No potential conflict of interest relevant to this article was reported.

ACKNOWLEDGMENTS

This study was supported in part by grants-in-aid for research from the Ministry of Health, Labor, and Welfare of Japan. We would like to thank Ryuji Uozumi MS, Department of Biomedical Statistics and Bioinformatics, Kyoto University, for his help in the statistical analysis of this study.

Fig. 1.
Schematic views of the medial side of the piriform sinus and the postcricoid area. Cancer lesions involving the area (broken line) were involved in this study.
ceo-2016-9-1-70f1.gif
Fig. 2.
Endoscopic laryngopharyngeal surgical procedure. (A) The cancer lesion identified as an unstained area by iodine staining (arrow heads) is located in the medial side of the right piriform sinus. The lesion is identified as an unstained area by iodine staining. (B) Subepithelial injection (*) is performed to lift the lesion above the surrounding mucosa and to create a safety space. Creating the safety space facilitates removal of the lesion and minimizes damage to the deep layers of the laryngopharyngeal wall, such as intrinsic laryngeal muscle, recurrent laryngeal nerve and its branch. (C) The lesion is dissected with a curved laryngeal forceps and a curved electrosurgical needle knife (Olympus Medical Systems, Tokyo, Japan). (D) The lesion was dissected and the fascia of the intrinsic laryngeal muscle and the recurrent laryngeal nerve were preserved.
ceo-2016-9-1-70f2.gif
Fig. 3.
Representative case. (A) Superficial hypopharyngeal cancer (broken lines) spreading over one third of the postcricoid area, the entire right preform sinus, the entire posterior wall, and one third of the entrance of the esophagus. (B) About two-thirds of the hypopharyngeal mucosa and one third of the entrance of the esophagus were resected. (C) Eleven months after surgery, the right piriform sinus was totally obstructed by scarring. (D) Vocal fold movement was normal in the bilateral side and there was no glottal gap during phonation despite scar formation in the right piriform sinus.
ceo-2016-9-1-70f3.gif
Fig. 4.
Preoperative and postoperative voice function.
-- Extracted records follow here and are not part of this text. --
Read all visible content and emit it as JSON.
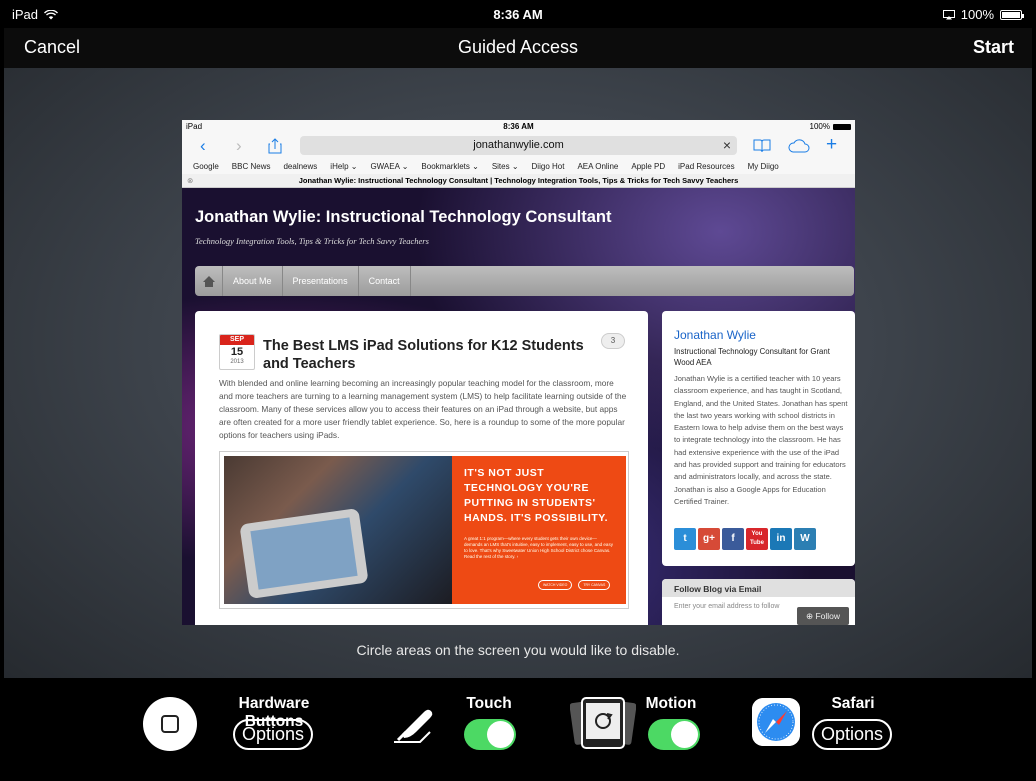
{
  "status_bar": {
    "carrier": "iPad",
    "time": "8:36 AM",
    "battery": "100%"
  },
  "nav": {
    "cancel": "Cancel",
    "title": "Guided Access",
    "start": "Start"
  },
  "instruction": "Circle areas on the screen you would like to disable.",
  "preview": {
    "status_bar": {
      "carrier": "iPad",
      "time": "8:36 AM",
      "battery": "100%"
    },
    "url": "jonathanwylie.com",
    "bookmarks": [
      "Google",
      "BBC News",
      "dealnews",
      "iHelp ⌄",
      "GWAEA ⌄",
      "Bookmarklets ⌄",
      "Sites ⌄",
      "Diigo Hot",
      "AEA Online",
      "Apple PD",
      "iPad Resources",
      "My Diigo"
    ],
    "tab_title": "Jonathan Wylie: Instructional Technology Consultant | Technology Integration Tools, Tips & Tricks for Tech Savvy Teachers",
    "site_title": "Jonathan Wylie: Instructional Technology Consultant",
    "site_tagline": "Technology Integration Tools, Tips & Tricks for Tech Savvy Teachers",
    "site_nav": [
      "About Me",
      "Presentations",
      "Contact"
    ],
    "post": {
      "date_month": "SEP",
      "date_day": "15",
      "date_year": "2013",
      "title": "The Best LMS iPad Solutions for K12 Students and Teachers",
      "comments": "3",
      "body": "With blended and online learning becoming an increasingly popular teaching model for the classroom, more and more teachers are turning to a learning management system (LMS) to help facilitate learning outside of the classroom. Many of these services allow you to access their features on an iPad through a website, but apps are often created for a more user friendly tablet experience. So, here is a roundup to some of the more popular options for teachers using iPads.",
      "promo_headline": "IT'S NOT JUST TECHNOLOGY YOU'RE PUTTING IN STUDENTS' HANDS. IT'S POSSIBILITY.",
      "promo_fine": "A great 1:1 program—where every student gets their own device—demands an LMS that's intuitive, easy to implement, easy to use, and easy to love. That's why Sweetwater Union High School District chose Canvas. Read the rest of the story. ›",
      "promo_btn1": "WATCH VIDEO",
      "promo_btn2": "TRY CANVAS"
    },
    "sidebar": {
      "name": "Jonathan Wylie",
      "role": "Instructional Technology Consultant for Grant Wood AEA",
      "bio": "Jonathan Wylie is a certified teacher with 10 years classroom experience, and has taught in Scotland, England, and the United States. Jonathan has spent the last two years working with school districts in Eastern Iowa to help advise them on the best ways to integrate technology into the classroom. He has had extensive experience with the use of the iPad and has provided support and training for educators and administrators locally, and across the state. Jonathan is also a Google Apps for Education Certified Trainer.",
      "social": [
        {
          "icon": "twitter-icon",
          "glyph": "t",
          "color": "#2b8ed8"
        },
        {
          "icon": "google-plus-icon",
          "glyph": "g+",
          "color": "#d64a37"
        },
        {
          "icon": "facebook-icon",
          "glyph": "f",
          "color": "#3b5b9a"
        },
        {
          "icon": "youtube-icon",
          "glyph": "You Tube",
          "color": "#d8262b"
        },
        {
          "icon": "linkedin-icon",
          "glyph": "in",
          "color": "#1b78b6"
        },
        {
          "icon": "wordpress-icon",
          "glyph": "W",
          "color": "#2c7fb3"
        }
      ],
      "follow_heading": "Follow Blog via Email",
      "follow_field": "Enter your email address to follow",
      "follow_button": "⊕ Follow"
    }
  },
  "options": {
    "hardware": {
      "title": "Hardware Buttons",
      "button": "Options"
    },
    "touch": {
      "title": "Touch",
      "enabled": true
    },
    "motion": {
      "title": "Motion",
      "enabled": true
    },
    "safari": {
      "title": "Safari",
      "button": "Options"
    }
  },
  "colors": {
    "toggle_on": "#4cd964",
    "link_blue": "#1a7de6"
  }
}
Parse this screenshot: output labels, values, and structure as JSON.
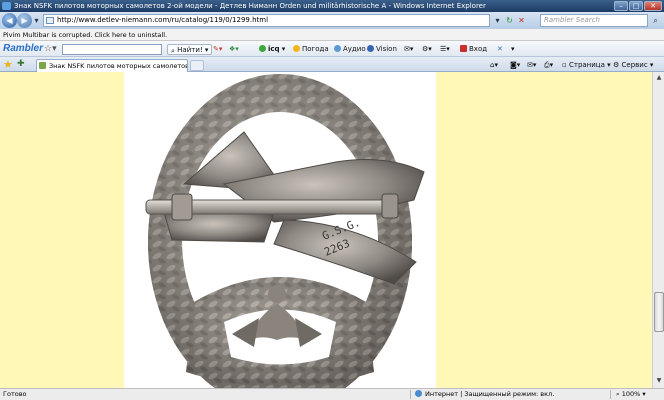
{
  "window": {
    "title": "Знак NSFK пилотов моторных самолетов 2-ой модели - Детлев Ниманн Orden und militärhistorische A - Windows Internet Explorer"
  },
  "address_bar": {
    "url": "http://www.detlev-niemann.com/ru/catalog/119/0/1299.html",
    "search_placeholder": "Rambler Search"
  },
  "info_bar": {
    "message": "Pivim Multibar is corrupted. Click here to uninstall."
  },
  "rambler_toolbar": {
    "logo": "Rambler",
    "find_label": "Найти!",
    "icq_label": "icq",
    "weather_label": "Погода",
    "audio_label": "Аудио",
    "vision_label": "Vision",
    "login_label": "Вход"
  },
  "tab_bar": {
    "active_tab": "Знак NSFK пилотов моторных самолетов 2-ой ...",
    "page_menu": "Страница",
    "tools_menu": "Сервис"
  },
  "badge_inscription": {
    "line1": "G.S.G.",
    "line2": "2263"
  },
  "status_bar": {
    "status": "Готово",
    "zone": "Интернет | Защищенный режим: вкл.",
    "zoom": "100%"
  },
  "colors": {
    "page_background": "#fff8b6",
    "titlebar": "#1d3b64",
    "rambler_blue": "#2b6fc7"
  }
}
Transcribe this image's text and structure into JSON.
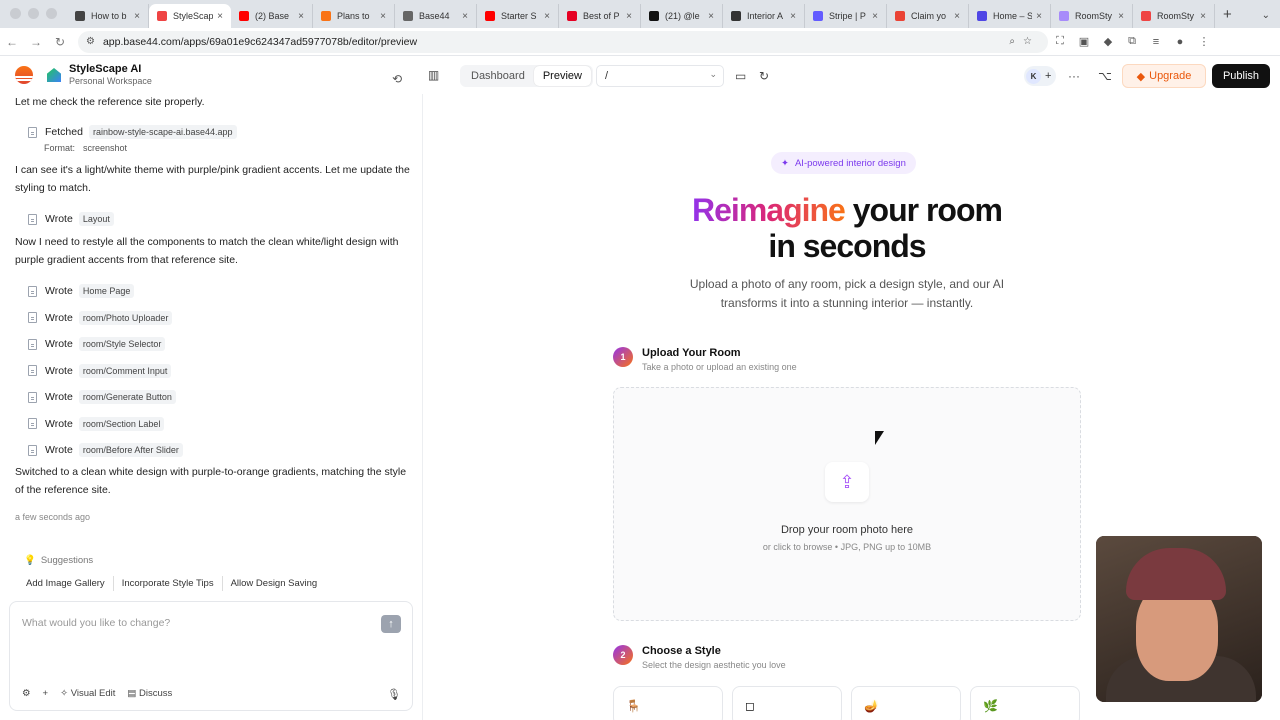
{
  "browser": {
    "tabs": [
      {
        "title": "How to b",
        "color": "#444"
      },
      {
        "title": "StyleScap",
        "color": "#ef4444",
        "active": true
      },
      {
        "title": "(2) Base",
        "color": "#ff0000"
      },
      {
        "title": "Plans to",
        "color": "#f97316"
      },
      {
        "title": "Base44",
        "color": "#666"
      },
      {
        "title": "Starter S",
        "color": "#ff0000"
      },
      {
        "title": "Best of P",
        "color": "#e60023"
      },
      {
        "title": "(21) @le",
        "color": "#111"
      },
      {
        "title": "Interior A",
        "color": "#333"
      },
      {
        "title": "Stripe | P",
        "color": "#635bff"
      },
      {
        "title": "Claim yo",
        "color": "#ea4335"
      },
      {
        "title": "Home – S",
        "color": "#4f46e5"
      },
      {
        "title": "RoomSty",
        "color": "#a78bfa"
      },
      {
        "title": "RoomSty",
        "color": "#ef4444"
      }
    ],
    "url": "app.base44.com/apps/69a01e9c624347ad5977078b/editor/preview"
  },
  "app": {
    "workspace_title": "StyleScape AI",
    "workspace_sub": "Personal Workspace",
    "seg_dashboard": "Dashboard",
    "seg_preview": "Preview",
    "route": "/",
    "avatar_initial": "K",
    "upgrade": "Upgrade",
    "publish": "Publish"
  },
  "chat": {
    "msg1": "Let me check the reference site properly.",
    "fetched_label": "Fetched",
    "fetched_tag": "rainbow-style-scape-ai.base44.app",
    "format_label": "Format:",
    "format_value": "screenshot",
    "msg2": "I can see it's a light/white theme with purple/pink gradient accents. Let me update the styling to match.",
    "wrote_label": "Wrote",
    "w_layout": "Layout",
    "msg3": "Now I need to restyle all the components to match the clean white/light design with purple gradient accents from that reference site.",
    "writes": [
      "Home Page",
      "room/Photo Uploader",
      "room/Style Selector",
      "room/Comment Input",
      "room/Generate Button",
      "room/Section Label",
      "room/Before After Slider"
    ],
    "msg4": "Switched to a clean white design with purple-to-orange gradients, matching the style of the reference site.",
    "ago": "a few seconds ago",
    "suggestions_label": "Suggestions",
    "suggestions": [
      "Add Image Gallery",
      "Incorporate Style Tips",
      "Allow Design Saving"
    ],
    "placeholder": "What would you like to change?",
    "visual_edit": "Visual Edit",
    "discuss": "Discuss"
  },
  "preview": {
    "badge": "AI-powered interior design",
    "hero_grad": "Reimagine",
    "hero_rest1": " your room",
    "hero_line2": "in seconds",
    "subtitle": "Upload a photo of any room, pick a design style, and our AI transforms it into a stunning interior — instantly.",
    "step1_num": "1",
    "step1_title": "Upload Your Room",
    "step1_desc": "Take a photo or upload an existing one",
    "drop_title": "Drop your room photo here",
    "drop_sub": "or click to browse • JPG, PNG up to 10MB",
    "step2_num": "2",
    "step2_title": "Choose a Style",
    "step2_desc": "Select the design aesthetic you love"
  },
  "colors": {
    "accent_purple": "#9333ea",
    "accent_orange": "#f97316",
    "publish_bg": "#111111",
    "upgrade_text": "#ea580c"
  }
}
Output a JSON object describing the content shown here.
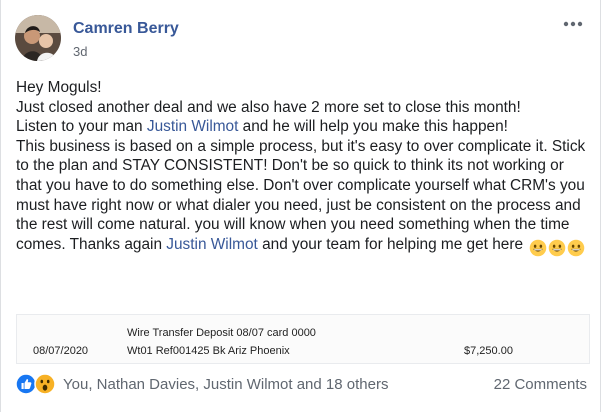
{
  "post": {
    "author": "Camren Berry",
    "timestamp": "3d",
    "more_icon": "ellipsis-icon",
    "body": {
      "line1": "Hey Moguls!",
      "line2": "Just closed another deal and we also have 2 more set to close this month!",
      "line3_pre": "Listen to your man ",
      "mention1": "Justin Wilmot",
      "line3_post": " and he will help you make this happen!",
      "para": "This business is based on a simple process, but it's easy to over complicate it. Stick to the plan and STAY CONSISTENT! Don't be so quick to think its not working or that you have to do something else. Don't over complicate yourself what CRM's you must have right now or what dialer you need, just be consistent on the process and the rest will come natural. you will know when you need something when the time comes. Thanks again ",
      "mention2": "Justin Wilmot",
      "closing": " and your team for helping me get here ",
      "emojis": [
        "grinning-face-icon",
        "grinning-face-icon",
        "grinning-face-icon"
      ]
    },
    "attachment": {
      "desc_line1": "Wire Transfer Deposit 08/07 card 0000",
      "date": "08/07/2020",
      "desc_line2": "Wt01 Ref001425 Bk Ariz Phoenix",
      "amount": "$7,250.00"
    },
    "footer": {
      "reaction_icons": [
        "like-icon",
        "wow-icon"
      ],
      "reactions_text": "You, Nathan Davies, Justin Wilmot and 18 others",
      "comments_text": "22 Comments"
    },
    "colors": {
      "link": "#385898",
      "text": "#1c1e21",
      "muted": "#606770",
      "like_blue": "#1877f2",
      "wow_yellow": "#f7b125"
    }
  }
}
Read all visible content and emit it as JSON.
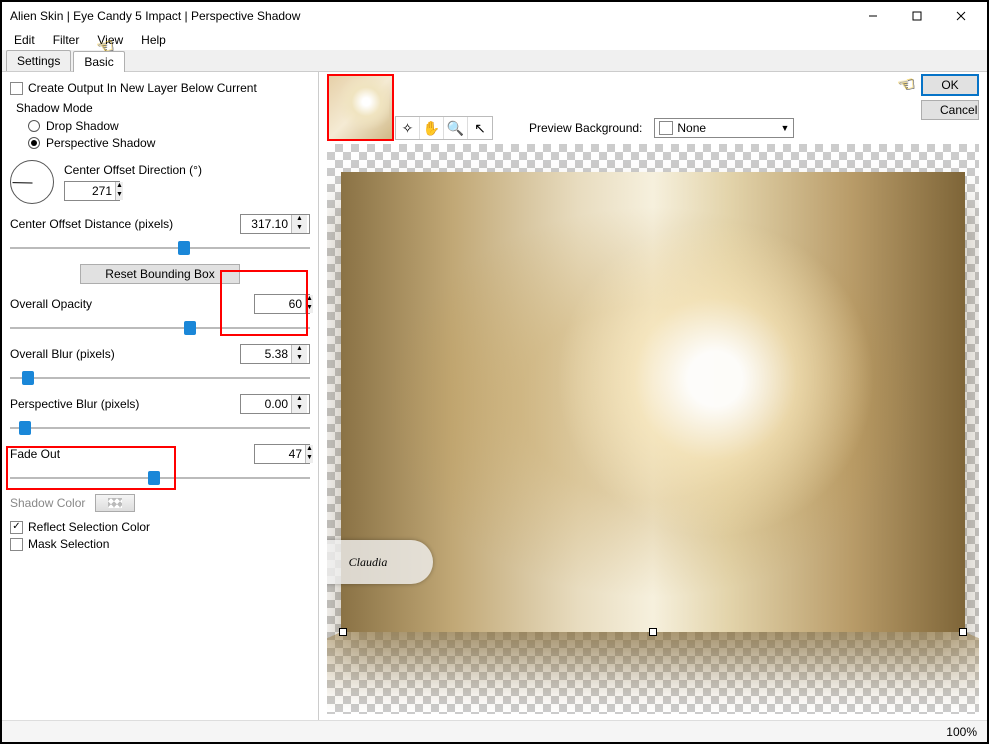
{
  "window": {
    "title": "Alien Skin | Eye Candy 5 Impact | Perspective Shadow"
  },
  "menu": {
    "edit": "Edit",
    "filter": "Filter",
    "view": "View",
    "help": "Help"
  },
  "tabs": {
    "settings": "Settings",
    "basic": "Basic"
  },
  "left": {
    "create_output": "Create Output In New Layer Below Current",
    "shadow_mode": "Shadow Mode",
    "drop_shadow": "Drop Shadow",
    "perspective_shadow": "Perspective Shadow",
    "center_offset_dir": "Center Offset Direction (°)",
    "center_offset_dir_val": "271",
    "center_offset_dist": "Center Offset Distance (pixels)",
    "center_offset_dist_val": "317.10",
    "reset_btn": "Reset Bounding Box",
    "overall_opacity": "Overall Opacity",
    "overall_opacity_val": "60",
    "overall_blur": "Overall Blur (pixels)",
    "overall_blur_val": "5.38",
    "perspective_blur": "Perspective Blur (pixels)",
    "perspective_blur_val": "0.00",
    "fade_out": "Fade Out",
    "fade_out_val": "47",
    "shadow_color": "Shadow Color",
    "reflect_sel": "Reflect Selection Color",
    "mask_sel": "Mask Selection"
  },
  "right": {
    "ok": "OK",
    "cancel": "Cancel",
    "preview_bg": "Preview Background:",
    "preview_bg_val": "None"
  },
  "status": {
    "zoom": "100%"
  },
  "watermark": "Claudia"
}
Average preoperative and postoperative values for maximum phonation time (MPT), mean flow rate (MFR), jitter (normal range, <1.04%), shimmer (normal range, <3.81%), soft phonation index (SPI) (normal range, <14.12), and noise-to-harmonic ratio (NHR) (normal range, <0.190), were 22.7 seconds and 23.4 seconds, 165 mL/sec and 150 mL/sec, 1.53% and 1.77%, 3.82% and 5.17%, 35.5 and 36.6, and 0.13% and 0.14%, respectively. P-values of statistical analysis (Wilcoxon signed rank test) in MPT, MFR, jitter, shimmer, SPI, and NHR were 0.900, 0.078, 0.700, 0.240, 1.000, and 0.577, respectively. There was no statistical difference between preoperative and postoperative data for all values examined.